Now let's continue my experiment. When reading files, we explicitly provide the file encoding type: system. Text. encoding. Default. The code is:

 Import System <br/> basedir = r'd: // '<br/> Print system. io. file. readalltext (basedir + 'audio 8.txt ', system. text. encoding. default) <br/> Print '-' * 50 <br/> Print system. io. file. readalltext (basedir + 'unicode.txt ', system. text. encoding. default) <br/> Print '-' * 50 <br/> Print system. io. file. readalltext (basedir + 'ansi.txt ', system. text. encoding. default) <br/>

The running result is:

The program correctly identifies all text encoding. System. Text. encoding. Default is of the system. Text. dbcscodepageencoding type in the above program. It can recognize ANSI, which is of course, but why can it recognize UTF-8 and Unicode?

The reason is actually very simple: when notepad saves files, it makes some effort and adds some additional information. For example, when a file is saved as UTF-8, notepad adds 0xef, 0xbb, and 0xbf to the text, that is, bom. When a file is saved as Unicode, 0xfe is added, 0xff.

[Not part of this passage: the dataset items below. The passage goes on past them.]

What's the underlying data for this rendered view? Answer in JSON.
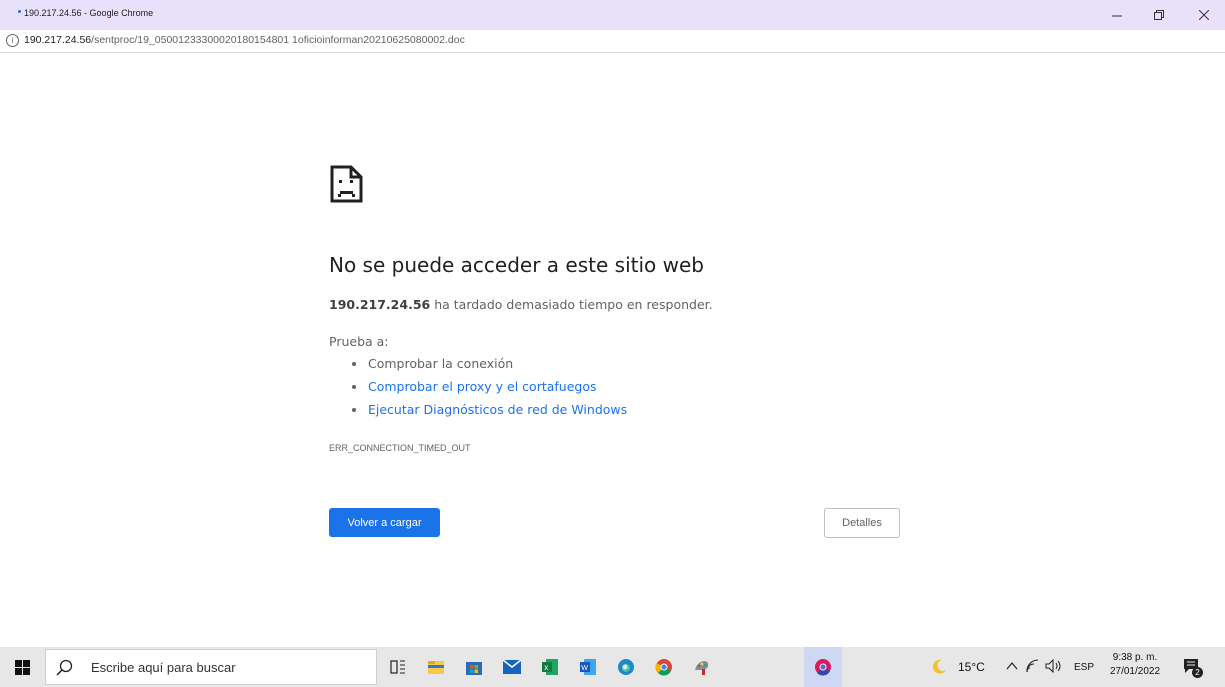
{
  "window": {
    "title": "190.217.24.56 - Google Chrome",
    "minimize_icon": "minimize-icon",
    "restore_icon": "restore-icon",
    "close_icon": "close-icon"
  },
  "address": {
    "host": "190.217.24.56",
    "path": "/sentproc/19_05001233300020180154801 1oficioinforman20210625080002.doc"
  },
  "error_page": {
    "heading": "No se puede acceder a este sitio web",
    "host_bold": "190.217.24.56",
    "message": " ha tardado demasiado tiempo en responder.",
    "try_label": "Prueba a:",
    "suggestions": [
      {
        "label": "Comprobar la conexión",
        "link": false
      },
      {
        "label": "Comprobar el proxy y el cortafuegos",
        "link": true
      },
      {
        "label": "Ejecutar Diagnósticos de red de Windows",
        "link": true
      }
    ],
    "error_code": "ERR_CONNECTION_TIMED_OUT",
    "reload_label": "Volver a cargar",
    "details_label": "Detalles"
  },
  "taskbar": {
    "search_placeholder": "Escribe aquí para buscar",
    "apps": [
      "task-view-icon",
      "file-explorer-icon",
      "store-icon",
      "mail-icon",
      "excel-icon",
      "word-icon",
      "edge-icon",
      "chrome-icon",
      "paint-icon",
      "chrome-canary-icon"
    ],
    "weather": "15°C",
    "language": "ESP",
    "time": "9:38 p. m.",
    "date": "27/01/2022",
    "notification_count": "2"
  },
  "colors": {
    "accent": "#1a73e8",
    "titlebar": "#e8e1fb",
    "taskbar": "#e7e7e7"
  }
}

When the. NET program is reading text, itFirstCheck the header of the text to see if there is an identifier similar to 0xef0xbb0xbf. If yes, the text is decoded according to the encoding format indicated by these identifiers. If no such header information exists, the text is decoded based on the input encoding type. The following is a verification:

Remove the file header text:

Use the default encoding method to read text:

Basedir = r 'd: // '<br/> Print system. io. file. readalltext (basedir + 'utf8.txt ', system. text. encoding. default) <br/> Print system. io. file. readalltext (basedir + 'unicode.txt ', system. text. encoding. default)

Running result:

Without a file header, dbcscodepageencoding is used to decode UTF-8 and Unicode texts. The results are garbled. Modify the program:

Basedir = r 'd: // '<br/> Print system. io. file. readalltext (basedir + 'utf8.txt ') # encoding is not specified. UTF-8 encoding is used by default. <br/> Print system. io. file. readalltext (basedir + 'unicode.txt ', system. text. encoding. unicode)

Result:

The result is correct.

Contact Us

The content source of this page is from Internet, which doesn't represent Alibaba Cloud's opinion; products and services mentioned on that page don't have any relationship with Alibaba Cloud. If the content of the page makes you feel confusing, please write us an email, we will handle the problem within 5 days after receiving your email.

If you find any instances of plagiarism from the community, please send an email to: info-contact@alibabacloud.com and provide relevant evidence. A staff member will contact you within 5 working days.

A Free Trial That Lets You Build Big!

Start building with 50+ products and up to 12 months usage for Elastic Compute Service

  • Sales Support

    1 on 1 presale consultation

  • After-Sales Support

    24/7 Technical Support 6 Free Tickets per Quarter Faster Response

  • Alibaba Cloud offers highly flexible support services tailored to meet your exact needs.